Comparisons of the primary structure of HMW-GS sequences extracted from some bread wheat/tall wheatgrass symmetric somatic hybridization derivatives and their parents. a Hy2 and Hy3 versus Aey8, b Hy6 versus Aey10, c Hx1 versus Aex2

The addition or deletion of repeat motifs is thought to be an effective source of variation (Wells 1996), while Anderson and Greene (1989) have proposed that the evolution of HMW-GS genes proceeds via a combination of single base changes, deletions or additions within a repeat, single repeat changes and deletions or duplications of blocks of repeats. The formation of some novel hybrid genes was inosculated with the mechanism mentioned by Anderson and Greene (1989). Thus, the forms of novel HMW-GS alleles generated in these introgression lines are consistent with that of naturally emerging ones, although the process of their formation appears to be accelerated by the somatic hybridization procedure.
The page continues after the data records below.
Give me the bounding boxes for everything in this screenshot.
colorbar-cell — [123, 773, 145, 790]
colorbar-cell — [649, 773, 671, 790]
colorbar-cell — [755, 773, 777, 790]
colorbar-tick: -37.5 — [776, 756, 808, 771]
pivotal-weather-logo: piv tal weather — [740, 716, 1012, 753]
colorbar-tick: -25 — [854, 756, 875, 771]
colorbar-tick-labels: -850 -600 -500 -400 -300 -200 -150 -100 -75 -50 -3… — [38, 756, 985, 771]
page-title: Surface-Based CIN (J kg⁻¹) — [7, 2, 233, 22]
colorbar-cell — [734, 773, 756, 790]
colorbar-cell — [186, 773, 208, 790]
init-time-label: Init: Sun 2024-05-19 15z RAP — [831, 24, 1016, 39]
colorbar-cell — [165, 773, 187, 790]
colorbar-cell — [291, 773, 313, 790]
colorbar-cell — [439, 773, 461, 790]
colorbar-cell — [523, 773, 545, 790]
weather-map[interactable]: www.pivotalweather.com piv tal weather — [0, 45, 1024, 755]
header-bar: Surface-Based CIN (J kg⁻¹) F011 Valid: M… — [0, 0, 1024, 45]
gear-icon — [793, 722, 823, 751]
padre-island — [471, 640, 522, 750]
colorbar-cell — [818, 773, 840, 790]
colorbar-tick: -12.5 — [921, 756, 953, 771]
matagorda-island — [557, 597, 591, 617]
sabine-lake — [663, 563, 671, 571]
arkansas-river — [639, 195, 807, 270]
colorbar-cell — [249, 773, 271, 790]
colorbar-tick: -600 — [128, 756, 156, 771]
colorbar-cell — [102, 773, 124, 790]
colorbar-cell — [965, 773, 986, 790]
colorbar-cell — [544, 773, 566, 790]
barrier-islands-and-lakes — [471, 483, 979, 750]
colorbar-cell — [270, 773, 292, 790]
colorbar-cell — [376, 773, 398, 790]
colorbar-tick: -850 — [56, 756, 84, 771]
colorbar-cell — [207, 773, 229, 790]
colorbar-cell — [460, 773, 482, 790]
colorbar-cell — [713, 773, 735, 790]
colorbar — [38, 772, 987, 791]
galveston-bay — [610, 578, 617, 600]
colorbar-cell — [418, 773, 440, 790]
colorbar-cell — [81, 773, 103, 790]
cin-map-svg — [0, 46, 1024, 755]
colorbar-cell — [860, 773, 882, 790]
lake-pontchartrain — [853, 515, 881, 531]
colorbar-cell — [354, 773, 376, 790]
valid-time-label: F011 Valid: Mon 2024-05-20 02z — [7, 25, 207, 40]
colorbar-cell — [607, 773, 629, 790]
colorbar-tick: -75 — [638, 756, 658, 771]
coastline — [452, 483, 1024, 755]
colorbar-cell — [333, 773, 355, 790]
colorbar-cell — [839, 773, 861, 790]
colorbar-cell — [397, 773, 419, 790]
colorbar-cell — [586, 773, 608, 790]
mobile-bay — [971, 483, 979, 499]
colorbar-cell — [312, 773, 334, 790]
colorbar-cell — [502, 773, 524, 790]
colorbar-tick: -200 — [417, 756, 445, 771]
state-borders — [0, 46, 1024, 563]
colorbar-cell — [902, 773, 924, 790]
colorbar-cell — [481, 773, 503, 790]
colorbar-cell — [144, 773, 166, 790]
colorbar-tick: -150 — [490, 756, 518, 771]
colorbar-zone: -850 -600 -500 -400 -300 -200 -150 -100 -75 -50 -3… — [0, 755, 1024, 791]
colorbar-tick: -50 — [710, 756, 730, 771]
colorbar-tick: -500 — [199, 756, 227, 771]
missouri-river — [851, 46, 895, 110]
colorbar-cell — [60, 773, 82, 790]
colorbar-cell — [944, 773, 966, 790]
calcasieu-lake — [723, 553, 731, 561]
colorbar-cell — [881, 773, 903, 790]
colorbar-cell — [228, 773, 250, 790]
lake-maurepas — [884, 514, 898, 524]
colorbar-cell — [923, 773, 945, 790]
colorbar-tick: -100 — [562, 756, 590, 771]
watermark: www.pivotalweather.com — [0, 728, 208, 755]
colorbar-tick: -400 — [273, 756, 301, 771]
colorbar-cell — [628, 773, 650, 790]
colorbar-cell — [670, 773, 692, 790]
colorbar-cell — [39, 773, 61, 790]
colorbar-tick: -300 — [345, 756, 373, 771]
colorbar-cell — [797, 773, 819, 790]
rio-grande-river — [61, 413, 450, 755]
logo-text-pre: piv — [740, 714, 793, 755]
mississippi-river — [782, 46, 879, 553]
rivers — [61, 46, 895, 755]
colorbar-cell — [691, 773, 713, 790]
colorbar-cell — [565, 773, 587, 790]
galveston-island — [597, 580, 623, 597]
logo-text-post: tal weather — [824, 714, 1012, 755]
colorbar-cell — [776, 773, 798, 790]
Both the present symmetric hybridization experiments, as well as those based on the asymmetric hybridization (Liu SW et al. 2007; Liu H et al. 2009) have produced regenerants carrying a number of novel HMW-GS alleles. Although the regenerants from JN177 callus have also been shown to produce novel HMW-GS alleles, the somaclonal mutation rate is much lower (Feng et al. 2004). Although some of the somatic hybridization-induced alleles may have arisen through somaclonal variation, it seems likely that many resulted from an interaction between the biparental genomes and/or the process of protoplast fusion itself; in the case of the asymmetric hybridization products, an additional source of variation is provided by the pre-fusion UV-irradiation treatment (Liu H et al. 2009). The analysis of certain newly synthesized alloploids has shown that when two genomes are united in a single nucleus, some instability ensues, which results in the elimination of genomic DNA sequences, the alteration of cytosine methylation patterns, and the reactivation of retrotransposons (Shaked et al. 2001; Ozkan et al. 2001; Madlung et al. 2002, 2005). Similar instability is, therefore, not unexpected in a somatic hybrid, and this has been demonstrated in wheat/tall wheatgrass combinations in the form of variation at microsatellite sequences, the elimination of DNA sequences, changes in the pattern of cytosine methylation and silencing or activation of homoeologous alleles (unpublished). The wide hybridization of different genomes might trigger a genomic shock that lead to these responses and it fit McClintock’s view about genomic shock response that “initiates a highly programmed sequence of events within the cell that serves to cushion the effect of the shock” (McClintock 1984). Therefore, the response to genomic shock triggered by the merger and interaction of biparent genomes might be mainly responsible for the sequence variation in the introgression lines.

In conclusion, we have shown here that the variation in the HMW-GS sequences can be induced by symmetric as well as asymmetric somatic hybridization. It is possible that some of the novel alleles may make a positive contribution to the wheat end-use quality and is favorable to the investigation of genome variation and evolution.